The beginning of one season means the closing of another. Sometimes, as the seasons change, so do our relationships. In life, sometimes the sense of loss of something comes instantly, like when we lose a person or animal precious or dear to us. Sometimes it is more gradual and subtle. Like when you slowly lose a friendship, or when you have to come to grips with not being able to pursue a dream you held dear. Whether the grief comes instantly or gradually, we need to be comfortable with our feelings of grief and take time to sit with them, to process them, to feel them. For me personally, my homesickness and sense of separation from family and friends in Europe only really hit me once we settled here in the US. I had been so occupied with the practicals of moving, that the feelings only came later. I needed to take time to pray and process these feelings with and before the Lord. A close biblical concept for this is the idea of “lamenting” something. We’re not articulating our grief in an unhealthy echo-chamber that spirals us downward, but in expressing our grief to the Lord we enter a heavenly sphere where there is room to express and weep, but also a hopeful reminder of God’s faithfulness and a new beginning. Gentle trust and gratitude are born out of these times. It’s a healthy way of processing real human sorrow and grief.

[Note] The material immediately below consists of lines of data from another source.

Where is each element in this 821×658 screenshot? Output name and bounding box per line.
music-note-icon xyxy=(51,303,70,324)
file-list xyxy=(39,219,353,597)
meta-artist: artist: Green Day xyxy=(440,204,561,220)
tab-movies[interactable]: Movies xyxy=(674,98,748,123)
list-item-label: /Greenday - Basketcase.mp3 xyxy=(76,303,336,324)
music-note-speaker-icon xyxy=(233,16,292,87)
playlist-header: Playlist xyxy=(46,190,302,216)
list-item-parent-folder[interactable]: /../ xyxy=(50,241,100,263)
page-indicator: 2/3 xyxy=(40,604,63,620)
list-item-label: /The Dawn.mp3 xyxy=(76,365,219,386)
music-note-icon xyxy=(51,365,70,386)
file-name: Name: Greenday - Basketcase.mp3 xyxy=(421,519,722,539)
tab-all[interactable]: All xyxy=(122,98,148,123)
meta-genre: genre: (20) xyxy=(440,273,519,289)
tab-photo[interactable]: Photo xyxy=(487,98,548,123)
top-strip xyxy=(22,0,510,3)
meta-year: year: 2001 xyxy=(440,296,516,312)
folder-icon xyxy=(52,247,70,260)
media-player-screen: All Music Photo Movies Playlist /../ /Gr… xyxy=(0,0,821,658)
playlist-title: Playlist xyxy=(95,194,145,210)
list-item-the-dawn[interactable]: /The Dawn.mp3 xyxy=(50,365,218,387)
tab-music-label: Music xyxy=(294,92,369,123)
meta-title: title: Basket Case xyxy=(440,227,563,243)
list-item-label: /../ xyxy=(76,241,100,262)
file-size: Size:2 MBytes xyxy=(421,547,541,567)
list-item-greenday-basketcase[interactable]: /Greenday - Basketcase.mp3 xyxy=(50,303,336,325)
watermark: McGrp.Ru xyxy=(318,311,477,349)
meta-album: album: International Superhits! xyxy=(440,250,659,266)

4. Let God bring the increase

The Apostle Paul was a Church planter, and part of his strategy seems to have been to sow the seed of the word in as many hearts as he could find (Phil. 1:18). Those hearts that were receptive and open, he gathered and organized into a church community. What a beautiful picture. We cannot spend our life trying to please people who do not love us, nor trying to gain approval from those whom God hasn’t given to us (hard, I know!). Lydia and I have had to come to a place where we had to decide to trust that God would bring those to our Church whom he  sees fit in his time. We also don’t have to worry about everyone, he’s calling us to be faithful to the ones he has given/ is giving to us (John 17:12). Jesus loved farming parables. Well, a farmer can’t speed up his harvest by telling it to “hurry up and grow already!” As pastors we have to patiently water, tend, nourish and then trust the Lord for the increase. The same counts for parents as they nurture their children’s faith.This is how we’re approaching Church planting (and a whole host of other things in life).